Dışarı çıkıp biraz yürüdükten sonra vedalaşıp ayrıldık.
Birkaç adım uzaklaşmıştı ki arkasından
“İlhan kardeş hayallerini İngilizce kurmaya çalış!” diye seslendim.
Altı ay kadar sonra aradı görüşmek istedi benimle. Çalıştığım yere davet ettim onu. Birkaç gün sonra geldi. Sessiz yorgun bir hali vardı. İki kahve yapıp yanına da birer dilim kek alıp cam kenarındaki bir masaya oturduk. Ne dışardan gelip geçenler ilgisini çekiyordu. Ne de hayaller kuruyordu. Hâl hatır sorup sustuk. Arada bir servise kalkıyortkalkıyordumelefonuna gömülüyordu.
Tekrar yanına geldiğimde
“İlhan çok durgunsun, hayırdır, hayallerini bıraktın mı?” diye sordum.
“Ne hayali abi, 14 saat çalışıyorum, altta çalış üstte uyu, yanmış yağ kokusu, et kokusu sinmiş bir oda da. Sabah yine aynı rezil işe başlamak, insanda hayal mi bırakıyor, iflahım sökülüyor abi, geri Türkiye’ye gitmeyi düşünüyorum.” diye sitem etti.
Belli ki zor şartlarda çalışmak gözünü korkutmuş.
Gitmenin çözüm olmayacağını, işini değiştirip rahat bir işte çalışmasını ve ertelemeden bir ingilizce kursuna başlamasını söyleyip gönderdim.
Arada ne kadar geçti bilemiyorum. Bir gün çıkıp geldi. Yanında kendi yaşlarında bir arkadaşıyla. Omuzunda sırt çantası. Biraz oturup kalkmak için müsaade istedi. Yere bıraktığı çantasını dizleri üzerine alıp içinden iki dergi çıkartıp.

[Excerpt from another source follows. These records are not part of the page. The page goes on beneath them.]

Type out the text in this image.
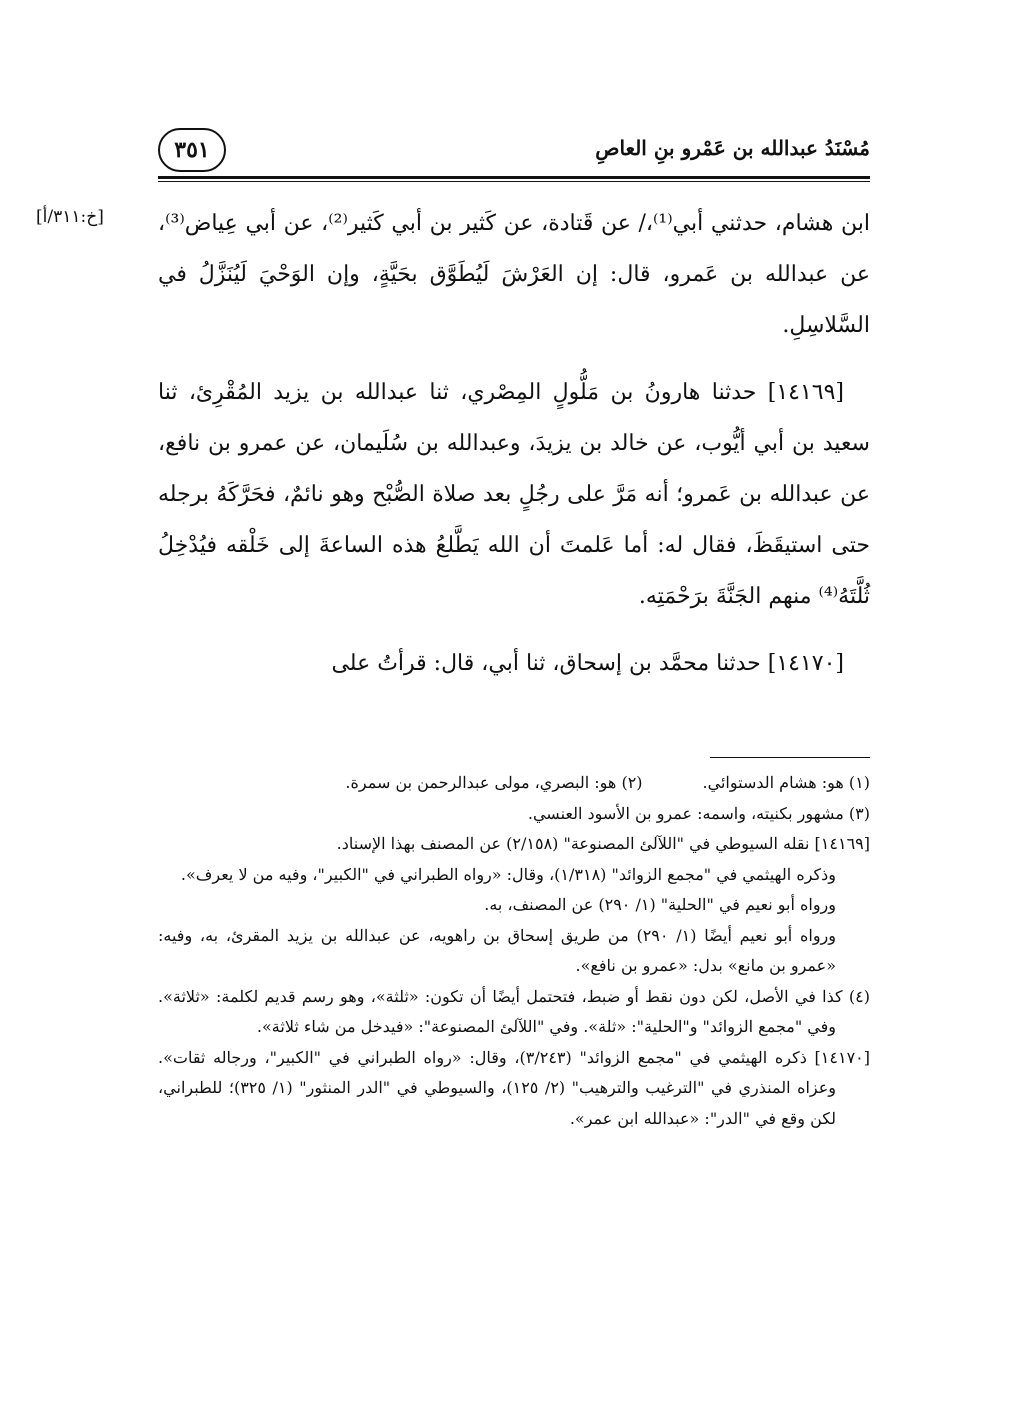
مُسْنَدُ عبدالله بن عَمْرو بنِ العاصِ
٣٥١
[خ:٣١١/أ] ابن هشام، حدثني أبي⁽¹⁾،/ عن قَتادة، عن كَثير بن أبي كَثير⁽²⁾، عن أبي عِياض⁽³⁾، عن عبدالله بن عَمرو، قال: إن العَرْشَ لَيُطَوَّق بحَيَّةٍ، وإن الوَحْيَ لَيُنَزَّلُ في السَّلاسِلِ.

[١٤١٦٩] حدثنا هارونُ بن مَلُّولٍ المِصْري، ثنا عبدالله بن يزيد المُقْرِئ، ثنا سعيد بن أبي أيُّوب، عن خالد بن يزيدَ، وعبدالله بن سُلَيمان، عن عمرو بن نافع، عن عبدالله بن عَمرو؛ أنه مَرَّ على رجُلٍ بعد صلاة الصُّبْح وهو نائمٌ، فحَرَّكَهُ برجله حتى استيقَظَ، فقال له: أما عَلمتَ أن الله يَطَّلعُ هذه الساعةَ إلى خَلْقه فيُدْخِلُ ثُلَّتَهُ⁽⁴⁾ منهم الجَنَّةَ برَحْمَتِه.

[١٤١٧٠] حدثنا محمَّد بن إسحاق، ثنا أبي، قال: قرأتُ على

(١) هو: هشام الدستوائي.
(٢) هو: البصري، مولى عبدالرحمن بن سمرة.
(٣) مشهور بكنيته، واسمه: عمرو بن الأسود العنسي.
[١٤١٦٩] نقله السيوطي في "اللآلئ المصنوعة" (٢/١٥٨) عن المصنف بهذا الإسناد.
وذكره الهيثمي في "مجمع الزوائد" (١/٣١٨)، وقال: «رواه الطبراني في "الكبير"، وفيه من لا يعرف».
ورواه أبو نعيم في "الحلية" (١/ ٢٩٠) عن المصنف، به.
ورواه أبو نعيم أيضًا (١/ ٢٩٠) من طريق إسحاق بن راهويه، عن عبدالله بن يزيد المقرئ، به، وفيه: «عمرو بن مانع» بدل: «عمرو بن نافع».
(٤) كذا في الأصل، لكن دون نقط أو ضبط، فتحتمل أيضًا أن تكون: «ثلثة»، وهو رسم قديم لكلمة: «ثلاثة». وفي "مجمع الزوائد" و"الحلية": «ثلة». وفي "اللآلئ المصنوعة": «فيدخل من شاء ثلاثة».
[١٤١٧٠] ذكره الهيثمي في "مجمع الزوائد" (٣/٢٤٣)، وقال: «رواه الطبراني في "الكبير"، ورجاله ثقات». وعزاه المنذري في "الترغيب والترهيب" (٢/ ١٢٥)، والسيوطي في "الدر المنثور" (١/ ٣٢٥)؛ للطبراني، لكن وقع في "الدر": «عبدالله ابن عمر».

“Sana yayın, bırakalım” diyerek dergileri masaya bırakıp kalktılar. Ücretini sorup ödedim. Ama sormadım nasıl ve ne zaman bu işe başladığını.
Vedalaşıp, her ay geleceklerini söyleyip gittiler.
Bir daha da gelmediler.
Birkaç yıl sonra gördüm ve tanıyamadım. Saçları uzamış, sakallı, sol kulağında renkli kuş tüyünden küpesi, renkli boyalarla şekiller çizilmiş deri çeketinin yakasına ve renkli şapkasında bolca rozet takılı, sol bacağından dizine doğru inen gümüş rengi kalınca bir zincir, Dr martens marka siyah botlarıyla tamamen farklı bir tip karşımda duruyordu.
O hızlı hayal kuran çocuk gitmiş, yerini sakin, umursamaz İlhan’a bırakmıştı.
Yanındaki rutubet kokulu saçları tarak görmemiş kız arkadaşına İngilizce ” He’s my uncle” diye (amcası) olarak tanıştırıp, biri İngilizce birisi Türkçe “görüşürüz” diyerek hızlı adımlarla yürürlerken yine arkasından.
“Hayallerini bırakmasaydın bari!” diye seslendim.
İkisi birden dönünce kızın Türkçe bilmediğini hatırlayıp
“İlhan, I wish you didn’t leave
dreams” diye İngilizce tekrar ettim.